9 Ocak 2012 Pazartesi

şimdi sıra beyaz atlı prens'te!

Nereden başlasam bilemedim aslında..
Biraz sıkıldım hayattan, biraz mı(epeyce)? Sustum, olmadı; izledim, olmadı; ağladım, olmadı. Bu arada hep yazdım. Sıkılmadım, sadece bundan! Tek başıma kaldım, yaptıklarımdan pişman olmadım.
Kendimi suçlamadım, yaptığım bir şey yoktu çünkü.
Sadece sevmek istedim, gerçekten sevilmek. Gözlerimde onu görmeyi...
Neredeydi o?
Karşıma çıkmış mıydı?
Ben görememiştim belki de, çıkmamış da olabilirdi...
Zamanı mı kolluyordu, ona sunacağım fırsatı?
Sorun da buydu ya zaten! Fırsat vermemem de...
Kendime şans tanımıyorum ki, karşımdakine he! diyeyim.

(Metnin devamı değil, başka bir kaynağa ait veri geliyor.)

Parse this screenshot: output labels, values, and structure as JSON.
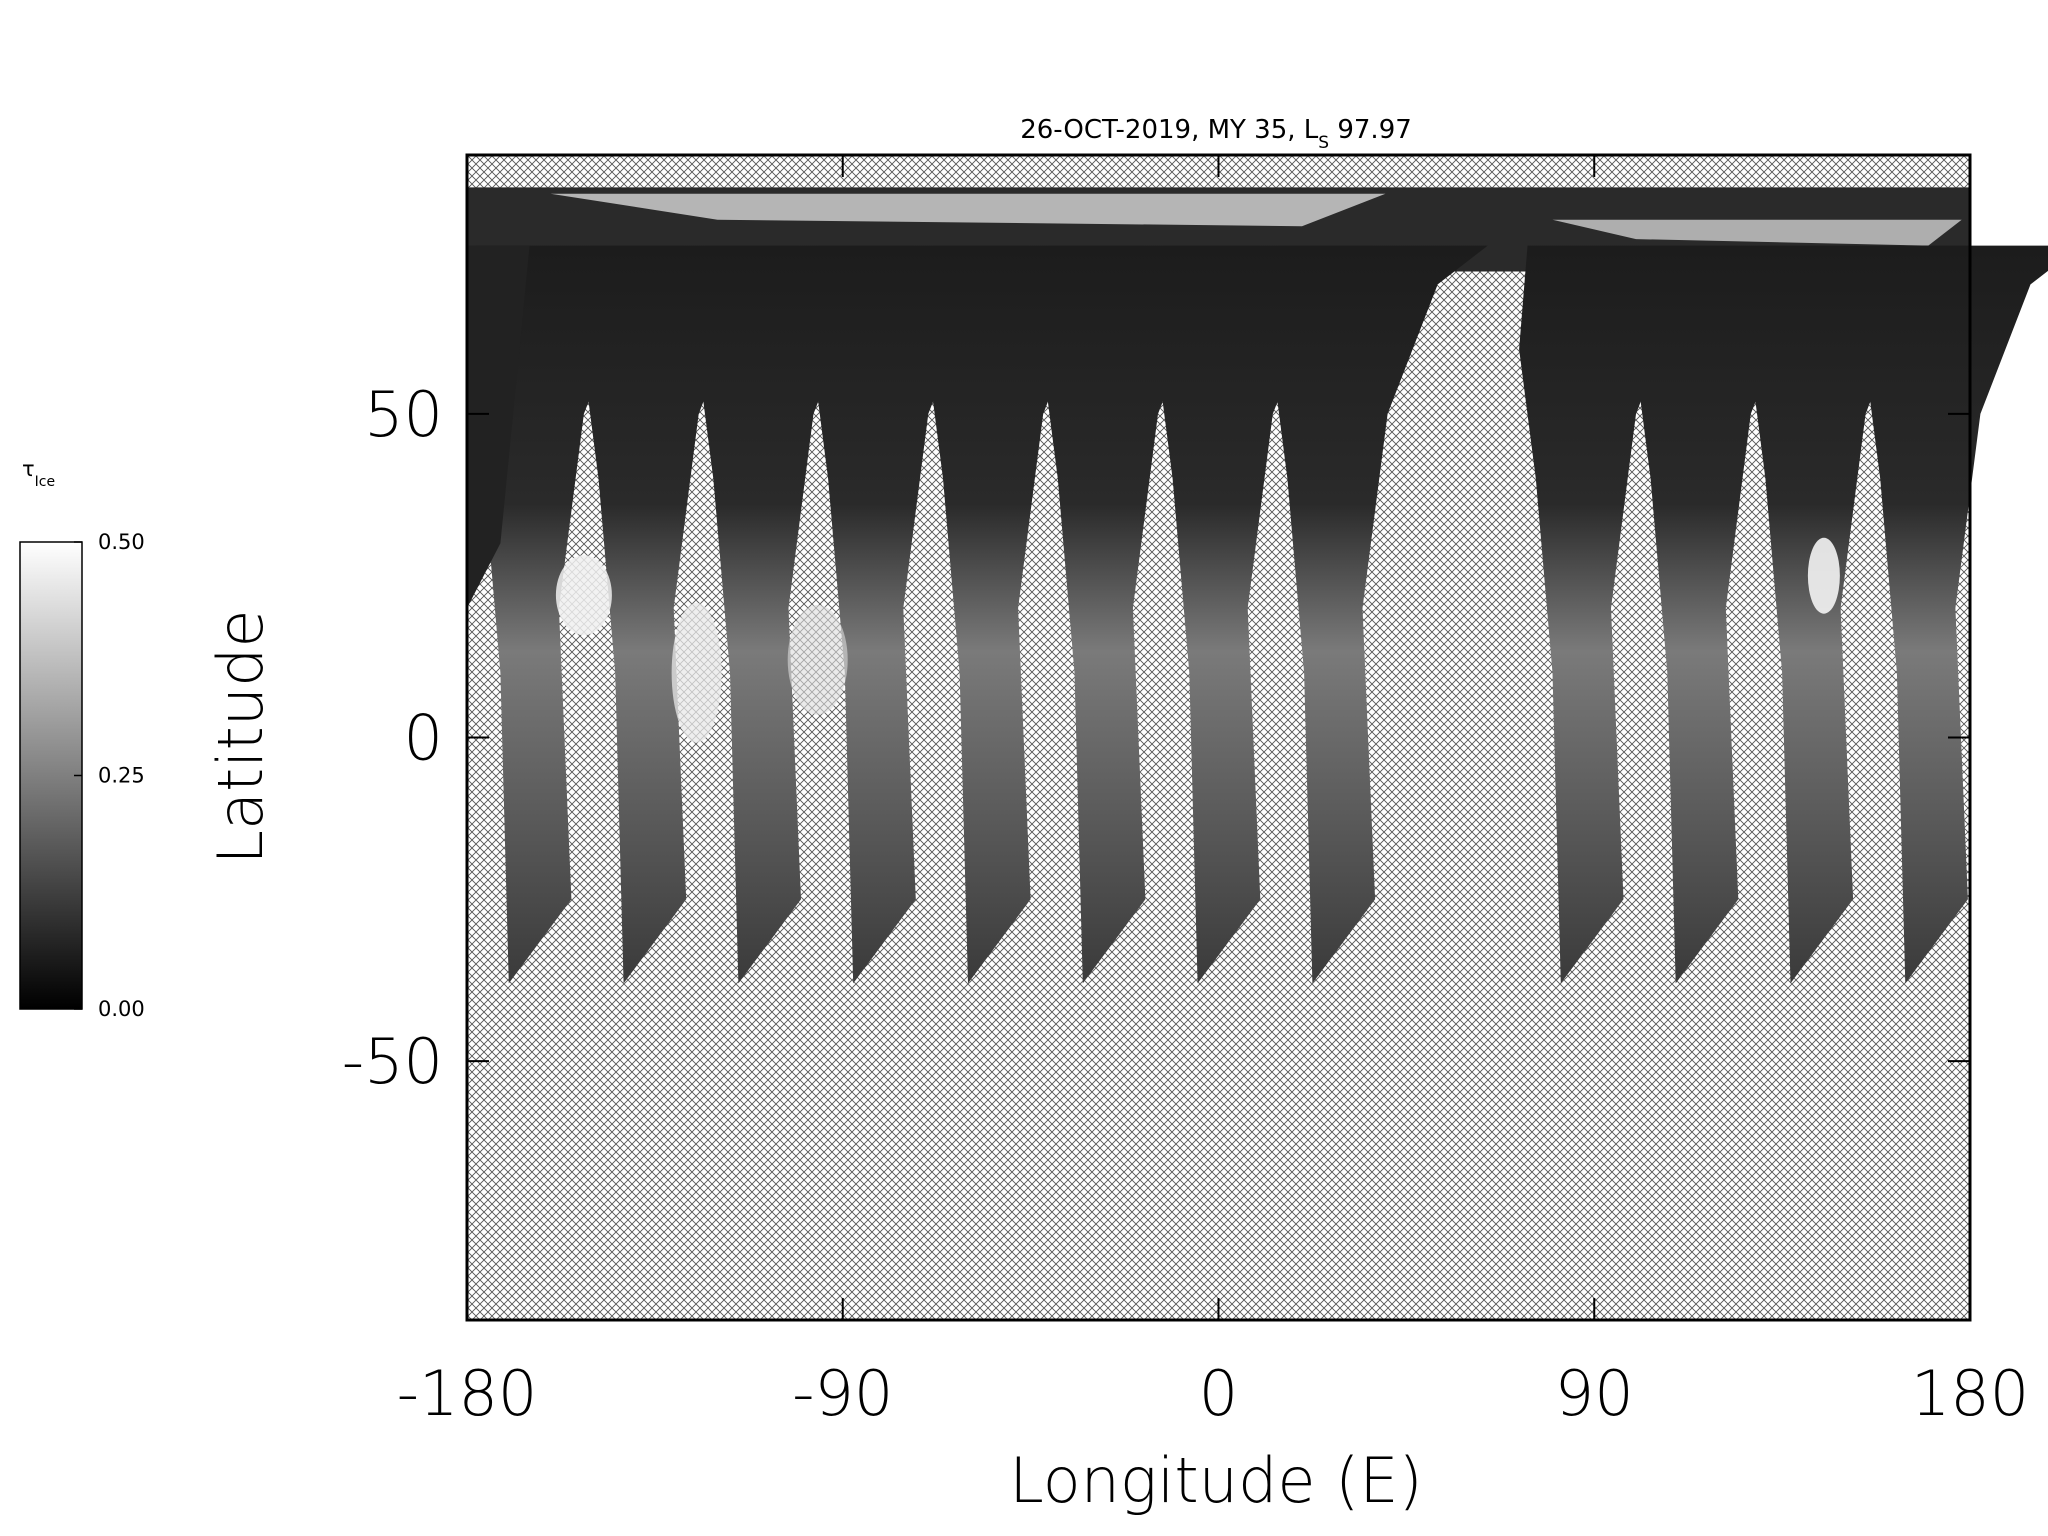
{
  "chart_data": {
    "type": "map",
    "title": [
      "26-OCT-2019, MY 35,  L",
      "S",
      " 97.97"
    ],
    "xlabel": "Longitude (E)",
    "ylabel": "Latitude",
    "xlim": [
      -180,
      180
    ],
    "xticks": [
      -180,
      -90,
      0,
      90,
      180
    ],
    "ylim": [
      -90,
      90
    ],
    "yticks": [
      -50,
      0,
      50
    ],
    "colorbar": {
      "label": [
        "τ",
        "Ice"
      ],
      "lim": [
        0,
        0.5
      ],
      "ticks": [
        {
          "value": 0,
          "label": "0.00"
        },
        {
          "value": 0.25,
          "label": "0.25"
        },
        {
          "value": 0.5,
          "label": "0.50"
        }
      ],
      "colors": [
        "#000000",
        "#ffffff"
      ]
    }
  }
}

Ama tabularımı birbir yıkıyorum, bu da onlardan bir tanesi.
Aşk'tan korkulmaz ki.
Sevmeye baksana, sevilmeye.
Mutlu olmanın zevkine varsana, duygularında olmasına, kalbine dokunmasına.. Ellerinin sıcaklığı ile gözlerinin içindeki Sen'i çıkarmasına, biz yapmasına izin versene.
Ne duruyorsun?
Yık tabularını, aç kalbini.. ki sende sevebilesin.